Ce manque d’amour nourrit un détachement de la part de la narratrice qui fait froid dans le dos. A travers ce regard désabusé, mais qui, étrangement, n’en veut à personne, nous pouvons saisir son analyse critique du Japon actuel et de la famille qui n’en est plus le ciment. L’artifice esthétique qu’est l’utilisation d’une narratrice surnaturelle, ne gêne en rien la lecture, bien au contraire, et l’on accueille tout cela sans aucune difficulté. Un récit poignant, magnifique, qui transcende les genres et nous montre tout le talent de l’auteur.

La perte

Le Sourire de pierre touche à la fois au récit social, à une littérature sombre et au récit de caractères. Le thème de la mort y est présent sous d’autres formes : le suicide, le cimetière, la mort de l’espoir, la perte de l’autre et de soi-même.

Comme on le comprend, la perte est l’idée qui domine dans ce récit poignant. Sous une plume, ou devrait-on dire un pinceau, toujours aussi acide et alerte, l’auteur nous entraîne dans la vie de trois personnages : un jeune étudiant qui sert de point de vue, sa sœur répudiée par sa belle-famille parce qu’elle est stérile et un ami d’enfance qui pille les cimetières abandonnés pour vendre des statues à des touristes. Cet improbable trio côtoie donc la mort et la perte sous plusieurs formes : le narrateur et sa sœur ont perdu leurs parents, la sœur a aussi perdu son mari et d’éventuels enfants, l’ami, lui aussi orphelin, a perdu sa compagne qui s’est suicidée alors qu’il ratait son propre départ. On pourrait croire que ces pertes s’ajoutent, mais ce n’est pas si simple. Si le frère et la sœur semblent souffrir de leurs pertes respectives et ne parviennent pas à combler ce vide, si l’ami subit aussi l’absence, l’installation de ce dernier dans la maison des deux autres va créer un improbable couple de douleurs. Tout cela donne une intrigue toute en nuances, qui se construit par strates légères mais subtiles, jusqu’à un dénouement ouvert qui laisse envisager de nombreuses possibilités.

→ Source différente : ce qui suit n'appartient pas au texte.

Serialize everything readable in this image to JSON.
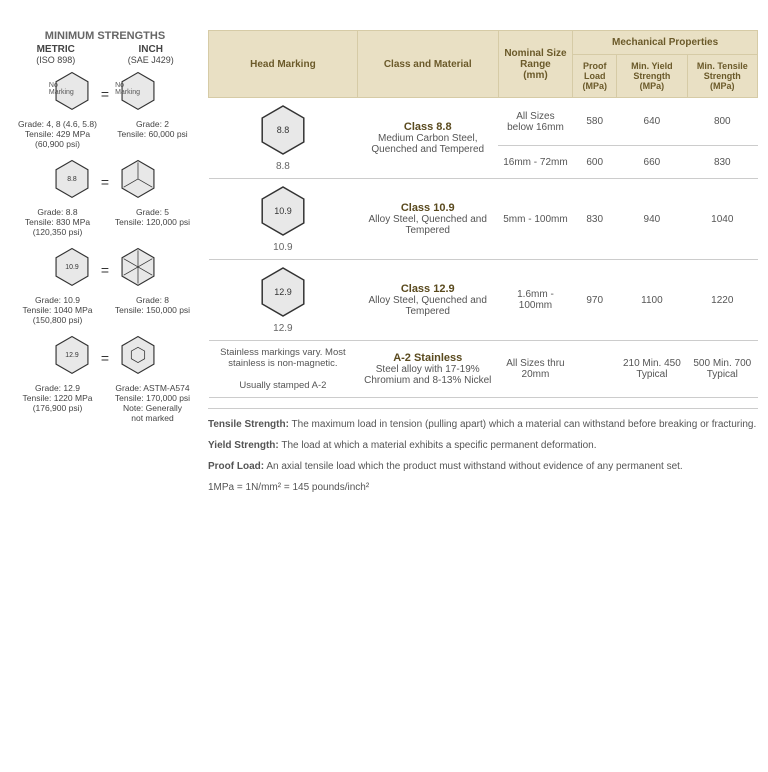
{
  "left": {
    "title": "MINIMUM STRENGTHS",
    "metric": {
      "label": "METRIC",
      "sub": "(ISO 898)"
    },
    "inch": {
      "label": "INCH",
      "sub": "(SAE J429)"
    },
    "rows": [
      {
        "metric_mark": "No Marking",
        "inch_mark": "No Marking",
        "metric_txt": "Grade: 4, 8  (4.6, 5.8)\nTensile: 429 MPa\n(60,900 psi)",
        "inch_txt": "Grade: 2\nTensile: 60,000 psi"
      },
      {
        "metric_mark": "8.8",
        "inch_lines": 3,
        "metric_txt": "Grade: 8.8\nTensile: 830 MPa\n(120,350 psi)",
        "inch_txt": "Grade: 5\nTensile: 120,000 psi"
      },
      {
        "metric_mark": "10.9",
        "inch_lines": 6,
        "metric_txt": "Grade: 10.9\nTensile: 1040 MPa\n(150,800 psi)",
        "inch_txt": "Grade: 8\nTensile: 150,000 psi"
      },
      {
        "metric_mark": "12.9",
        "inch_small_hex": true,
        "metric_txt": "Grade: 12.9\nTensile: 1220 MPa\n(176,900 psi)",
        "inch_txt": "Grade: ASTM-A574\nTensile: 170,000 psi\nNote: Generally\nnot marked"
      }
    ]
  },
  "table": {
    "headers": {
      "head_marking": "Head Marking",
      "class_material": "Class and Material",
      "nominal": "Nominal Size Range",
      "nominal_unit": "(mm)",
      "mech": "Mechanical Properties",
      "proof": "Proof Load",
      "yield": "Min. Yield Strength",
      "tensile": "Min. Tensile Strength",
      "mpa": "(MPa)"
    },
    "rows": [
      {
        "marking": "8.8",
        "class": "Class 8.8",
        "material": "Medium Carbon Steel, Quenched and Tempered",
        "sizes": [
          "All Sizes below 16mm",
          "16mm - 72mm"
        ],
        "proof": [
          "580",
          "600"
        ],
        "yield": [
          "640",
          "660"
        ],
        "tensile": [
          "800",
          "830"
        ]
      },
      {
        "marking": "10.9",
        "class": "Class 10.9",
        "material": "Alloy Steel, Quenched and Tempered",
        "sizes": [
          "5mm - 100mm"
        ],
        "proof": [
          "830"
        ],
        "yield": [
          "940"
        ],
        "tensile": [
          "1040"
        ]
      },
      {
        "marking": "12.9",
        "class": "Class 12.9",
        "material": "Alloy Steel, Quenched and Tempered",
        "sizes": [
          "1.6mm - 100mm"
        ],
        "proof": [
          "970"
        ],
        "yield": [
          "1100"
        ],
        "tensile": [
          "1220"
        ]
      },
      {
        "marking_text": "Stainless markings vary. Most stainless is non-magnetic.\n\nUsually stamped A-2",
        "class": "A-2 Stainless",
        "material": "Steel alloy with 17-19% Chromium and 8-13% Nickel",
        "sizes": [
          "All Sizes thru 20mm"
        ],
        "proof": [
          ""
        ],
        "yield": [
          "210 Min. 450 Typical"
        ],
        "tensile": [
          "500 Min. 700 Typical"
        ]
      }
    ]
  },
  "defs": {
    "tensile_label": "Tensile Strength:",
    "tensile": "The maximum load in tension (pulling apart) which a material can withstand before breaking or fracturing.",
    "yield_label": "Yield Strength:",
    "yield": "The load at which a material exhibits a specific permanent deformation.",
    "proof_label": "Proof Load:",
    "proof": "An axial tensile load which the product must withstand without evidence of any permanent set.",
    "units": "1MPa = 1N/mm² = 145 pounds/inch²"
  },
  "style": {
    "header_bg": "#e9e0c4",
    "header_fg": "#6b5a2a",
    "hex_fill": "#e8e8e8",
    "hex_stroke": "#333333"
  }
}
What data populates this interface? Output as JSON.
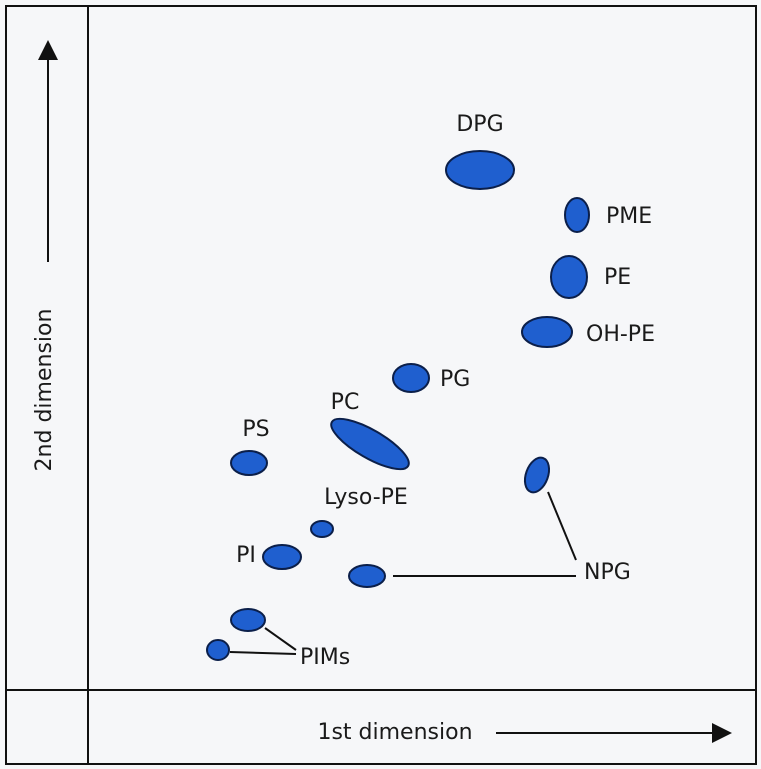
{
  "axes": {
    "x_label": "1st dimension",
    "y_label": "2nd dimension"
  },
  "spots": [
    {
      "label": "DPG"
    },
    {
      "label": "PME"
    },
    {
      "label": "PE"
    },
    {
      "label": "OH-PE"
    },
    {
      "label": "PG"
    },
    {
      "label": "PC"
    },
    {
      "label": "PS"
    },
    {
      "label": "NPG"
    },
    {
      "label": "Lyso-PE"
    },
    {
      "label": "PI"
    },
    {
      "label": "PIMs"
    }
  ]
}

Au final, cela nous donne un superbe recueil qui prouve une fois de plus que le genre de la nouvelle est toujours aussi vivant et que le Japon est sans doute à la pointe de la littérature mondiale depuis plusieurs années. Bien entendu, l’achat des deux tomes pour former, non plus un diptyque, mais un unique recueil, comme au Japon, semble indispensable.

Denis Labbé

La Jeune fille suppliciée sur une étagère, de Yoshimura Akira, Actes Sud, 2002.